La joie sacerdotale est une joie
qui a pour sœur l’obéissance. Obéissance à l’Église dans la hiérarchie qui nous
donne, pour ainsi dire, non seulement le milieu plus extérieur de
l’obéissance : la paroisse à laquelle je suis envoyé, les facultés du
ministère, cette charge particulière... mais aussi l’union avec Dieu le Père,
de qui vient toute paternité. Mais aussi l’obéissance à l’Église dans le
service : disponibilité et promptitude pour servir tous, toujours et de la
meilleure façon, à l’image de “Notre Dame de la promptitude ” (cf.
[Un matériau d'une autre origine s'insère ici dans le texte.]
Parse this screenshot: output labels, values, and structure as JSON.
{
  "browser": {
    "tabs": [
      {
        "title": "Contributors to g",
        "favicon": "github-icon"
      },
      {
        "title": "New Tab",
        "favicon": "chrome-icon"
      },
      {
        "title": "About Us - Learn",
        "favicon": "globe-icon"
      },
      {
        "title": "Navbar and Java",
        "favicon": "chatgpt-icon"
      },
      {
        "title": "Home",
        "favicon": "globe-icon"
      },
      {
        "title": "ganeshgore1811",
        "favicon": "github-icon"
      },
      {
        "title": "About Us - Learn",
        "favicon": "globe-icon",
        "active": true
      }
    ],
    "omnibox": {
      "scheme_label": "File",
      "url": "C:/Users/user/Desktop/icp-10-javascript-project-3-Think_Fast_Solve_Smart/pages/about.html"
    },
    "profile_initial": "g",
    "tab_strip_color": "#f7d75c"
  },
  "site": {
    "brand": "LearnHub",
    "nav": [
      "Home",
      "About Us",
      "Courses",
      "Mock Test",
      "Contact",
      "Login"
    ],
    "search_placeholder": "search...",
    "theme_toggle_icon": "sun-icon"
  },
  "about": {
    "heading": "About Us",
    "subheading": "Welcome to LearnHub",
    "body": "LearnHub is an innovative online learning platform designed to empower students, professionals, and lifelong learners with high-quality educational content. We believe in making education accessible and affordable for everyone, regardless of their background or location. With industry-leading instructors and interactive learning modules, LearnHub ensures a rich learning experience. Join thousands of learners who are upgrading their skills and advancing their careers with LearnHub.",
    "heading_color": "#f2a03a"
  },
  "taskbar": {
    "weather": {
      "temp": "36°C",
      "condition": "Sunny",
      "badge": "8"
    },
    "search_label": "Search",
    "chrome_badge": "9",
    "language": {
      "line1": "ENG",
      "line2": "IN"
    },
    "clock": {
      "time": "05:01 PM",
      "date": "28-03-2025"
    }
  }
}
Lc1,
39 : meta spoudes), qui accourt pour servir sa cousine et est
attentive à la cuisine de Cana où il manque le vin. La disponibilité du prêtre
fait de l’Église la Maison aux portes ouvertes, refuge pour les pécheurs, foyer
pour ceux qui vivent dans la rue, maison de soin pour les malades, camping pour
les jeunes, salle de catéchèse pour les enfants de la première Communion… Là où
le peuple de Dieu a un désir ou une nécessité, se trouve le prêtre qui sait
écouter (ob-audire) et entend un mandat amoureux du Christ qui l’envoie
secourir avec miséricorde ce besoin ou soutenir ces bons désirs avec une
charité créative.
Celui qui est appelé sait qu’il
existe en ce monde une joie simple et pleine : celle d’être pris par le
peuple qu’on aime pour être envoyé à lui comme dispensateur des dons et des
consolations de Jésus, l’unique Bon Pasteur qui, plein de profonde compassion
pour tous les petits et les exclus de cette terre, fatigués et opprimés comme
des brebis sans pasteur, a voulu associer beaucoup de personnes à son ministère
pour rester et agir Lui-même, dans la personne de ses prêtres, pour le bien de
son peuple.
En ce Jeudi Saint, je demande au
Seigneur Jésus qu’il fasse découvrir à beaucoup de jeunes cette ardeur du cœur
qui fait surgir la joie dès qu’on a l’heureuse audace de répondre avec
promptitude à son appel.
En ce Jeudi Saint, je demande au
Seigneur Jésus qu’il conserve l’éclat joyeux dans les yeux des nouveaux
ordonnés, qui partent pour “se manger” le monde, pour se consumer au milieu du
peuple fidèle de Dieu, qu’ils se réjouissent en préparant la première homélie,
la première Messe, le premier Baptême, la première Confession… c’est la joie de
pouvoir partager – émerveillés – pour la première fois comme oints, le trésor
de l’Évangile et de sentir que le peuple fidèle te revient pour oindre d’une
autre manière : avec leurs demandes, inclinant la tête pour que tu les
bénisses, te serrant les mains, t’amenant leurs enfants, demandant pour leurs
malades… Seigneur, conserve dans tes jeunes prêtres la joie du départ, la joie
de faire toute chose comme nouvelle, la joie de consumer leur vie pour toi.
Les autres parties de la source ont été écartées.